Complete step by step answer:
The given equation is \[\dfrac{2}{3x}+\dfrac{2}{3}=\dfrac{8}{x+6}\], we have to find the value of x which satisfies this equality.
\[\Rightarrow \dfrac{2}{3x}+\dfrac{2}{3}=\dfrac{8}{x+6}\]
Using the addition of fractions in LHS of the above equation, we get
\[\Rightarrow \dfrac{2\times 3+2\times 3x}{3x\times 3}=\dfrac{8}{x+6}\]
\[\Rightarrow \dfrac{6+6x}{9x}=\dfrac{8}{x+6}\]
Multiplying \[9x(x+6)\] to both sides of the equation, we get,
\[\Rightarrow \left( \dfrac{6+6x}{9x} \right)\times 9x(x+6)=\left( \dfrac{8}{x+6} \right)\times 9x(x+6)\]
\[\Rightarrow (6+6x)(x+6)=8\times 9x\]
We know that the expression \[(a+b)(c+d)\] can be written in expanded form \[ac+ad+bc+bd\]. Using this method, the LHS of the above equation can be written as follows
\[\Rightarrow (6+6x)(x+6)=8\times 9x\]
\[\begin{align}
  & \Rightarrow 6x+6\times 6+6{{x}^{2}}+6x\times 6=72x \\
 & \Rightarrow 6{{x}^{2}}+42x+36=72x \\
\end{align}\]
\[\Rightarrow 6{{x}^{2}}+42x+36=72x\]
Subtracting \[72x\] from both sides of the above equation, we get
\[\begin{align}
  & \Rightarrow 6{{x}^{2}}+42x+36-72x=72x-72x \\
 & \Rightarrow 6{{x}^{2}}-30x+36=0 \\
\end{align}\]
Multiplying \[\dfrac{1}{6}\] to both sides of the equation, we get
\[\begin{align}
  & \Rightarrow \left( 6{{x}^{2}}-30x+36 \right)\dfrac{1}{6}=0\times \dfrac{1}{6} \\
 & \Rightarrow \left( 6{{x}^{2}} \right)\dfrac{1}{6}-\left( 30x \right)\dfrac{1}{6}+\left( 36 \right)\dfrac{1}{6}=0 \\
 & \Rightarrow {{x}^{2}}-5x+6=0 \\
\end{align}\]
Comparing with the general equation of quadratic \[a{{x}^{2}}+bx+c=0\], here \[a=1,b=-5\And c=6\]
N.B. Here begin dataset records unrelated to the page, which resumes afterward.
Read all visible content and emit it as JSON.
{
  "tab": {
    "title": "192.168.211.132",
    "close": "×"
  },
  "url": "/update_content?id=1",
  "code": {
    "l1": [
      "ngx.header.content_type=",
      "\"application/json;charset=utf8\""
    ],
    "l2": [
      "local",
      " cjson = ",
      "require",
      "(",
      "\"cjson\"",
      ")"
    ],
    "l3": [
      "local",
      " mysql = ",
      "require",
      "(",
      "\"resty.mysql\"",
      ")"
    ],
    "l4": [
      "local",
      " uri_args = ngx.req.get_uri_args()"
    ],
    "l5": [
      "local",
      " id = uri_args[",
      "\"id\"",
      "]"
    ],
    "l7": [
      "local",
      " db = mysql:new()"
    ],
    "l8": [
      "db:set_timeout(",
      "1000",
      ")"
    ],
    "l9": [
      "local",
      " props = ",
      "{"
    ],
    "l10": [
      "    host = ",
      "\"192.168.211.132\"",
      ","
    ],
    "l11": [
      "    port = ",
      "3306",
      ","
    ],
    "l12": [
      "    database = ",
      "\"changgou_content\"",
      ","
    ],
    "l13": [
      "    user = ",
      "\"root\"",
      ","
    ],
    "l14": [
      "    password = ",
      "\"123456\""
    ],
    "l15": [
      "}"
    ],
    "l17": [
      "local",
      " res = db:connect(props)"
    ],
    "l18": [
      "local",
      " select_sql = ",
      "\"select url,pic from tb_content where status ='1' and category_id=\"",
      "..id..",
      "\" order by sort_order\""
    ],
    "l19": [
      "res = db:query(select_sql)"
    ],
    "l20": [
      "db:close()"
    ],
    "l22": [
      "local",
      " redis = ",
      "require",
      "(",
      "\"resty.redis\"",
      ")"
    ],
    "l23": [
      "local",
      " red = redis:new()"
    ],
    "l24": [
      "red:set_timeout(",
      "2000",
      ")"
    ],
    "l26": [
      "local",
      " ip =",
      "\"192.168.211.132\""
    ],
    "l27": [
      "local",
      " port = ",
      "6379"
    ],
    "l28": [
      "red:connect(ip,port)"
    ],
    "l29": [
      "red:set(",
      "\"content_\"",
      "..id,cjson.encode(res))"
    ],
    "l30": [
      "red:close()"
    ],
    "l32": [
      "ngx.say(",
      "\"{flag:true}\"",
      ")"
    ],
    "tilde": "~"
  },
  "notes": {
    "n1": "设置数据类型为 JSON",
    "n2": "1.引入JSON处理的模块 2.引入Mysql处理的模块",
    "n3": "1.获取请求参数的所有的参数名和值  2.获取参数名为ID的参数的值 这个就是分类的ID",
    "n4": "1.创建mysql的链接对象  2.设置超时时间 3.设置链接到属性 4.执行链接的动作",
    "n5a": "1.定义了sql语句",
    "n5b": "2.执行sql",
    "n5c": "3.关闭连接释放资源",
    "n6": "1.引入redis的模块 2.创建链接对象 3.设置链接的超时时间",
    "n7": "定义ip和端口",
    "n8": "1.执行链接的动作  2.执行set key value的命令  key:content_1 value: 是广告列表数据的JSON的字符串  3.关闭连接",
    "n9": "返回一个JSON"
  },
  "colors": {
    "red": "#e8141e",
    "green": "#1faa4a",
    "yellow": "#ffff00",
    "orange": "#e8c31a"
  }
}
So, using the formula method the roots of the equation are \[x=\dfrac{-b\pm \sqrt{{{b}^{2}}-4ac}}{2a}\] , we substitute the value of a, b, and c here. We get
\[\Rightarrow x=\dfrac{-\left( -5 \right)\pm \sqrt{{{\left( -5 \right)}^{2}}-4\times 1\times 6}}{2\times 1}\]
\[\begin{align}
  & \Rightarrow x=\dfrac{5\pm \sqrt{25-24}}{2} \\
 & \Rightarrow x=\dfrac{5\pm \sqrt{1}}{2} \\
 & \Rightarrow x=\dfrac{5\pm 1}{2} \\
\end{align}\]
\[\Rightarrow x=\dfrac{5+1}{2}\] or \[x=\dfrac{5-1}{2}\]
\[\Rightarrow x=3\] or \[x=2\]

The solution of the given equation is \[x=3\] or \[x=2\].

Note: We can check whether our answer is correct or not by substituting the values of \[x\]in the given equation.
Substitute \[x=3\] in the given equation, LHS =\[\dfrac{2}{3\times 3}+\dfrac{2}{3}=\dfrac{2}{9}+\dfrac{2}{3}=\dfrac{8}{9}\] and RHS = \[\dfrac{8}{3+6}=\dfrac{8}{9}\]. \[\therefore LHS=RHS\], hence it is the solution of the equation.
Substitute \[x=2\] in the given equation, LHS = \[\dfrac{2}{3\times 2}+\dfrac{2}{3}=\dfrac{2}{6}+\dfrac{2}{3}=1\] and RHS = \[\dfrac{8}{2+6}=1\]. \[\therefore LHS=RHS\], hence it is the solution of the equation.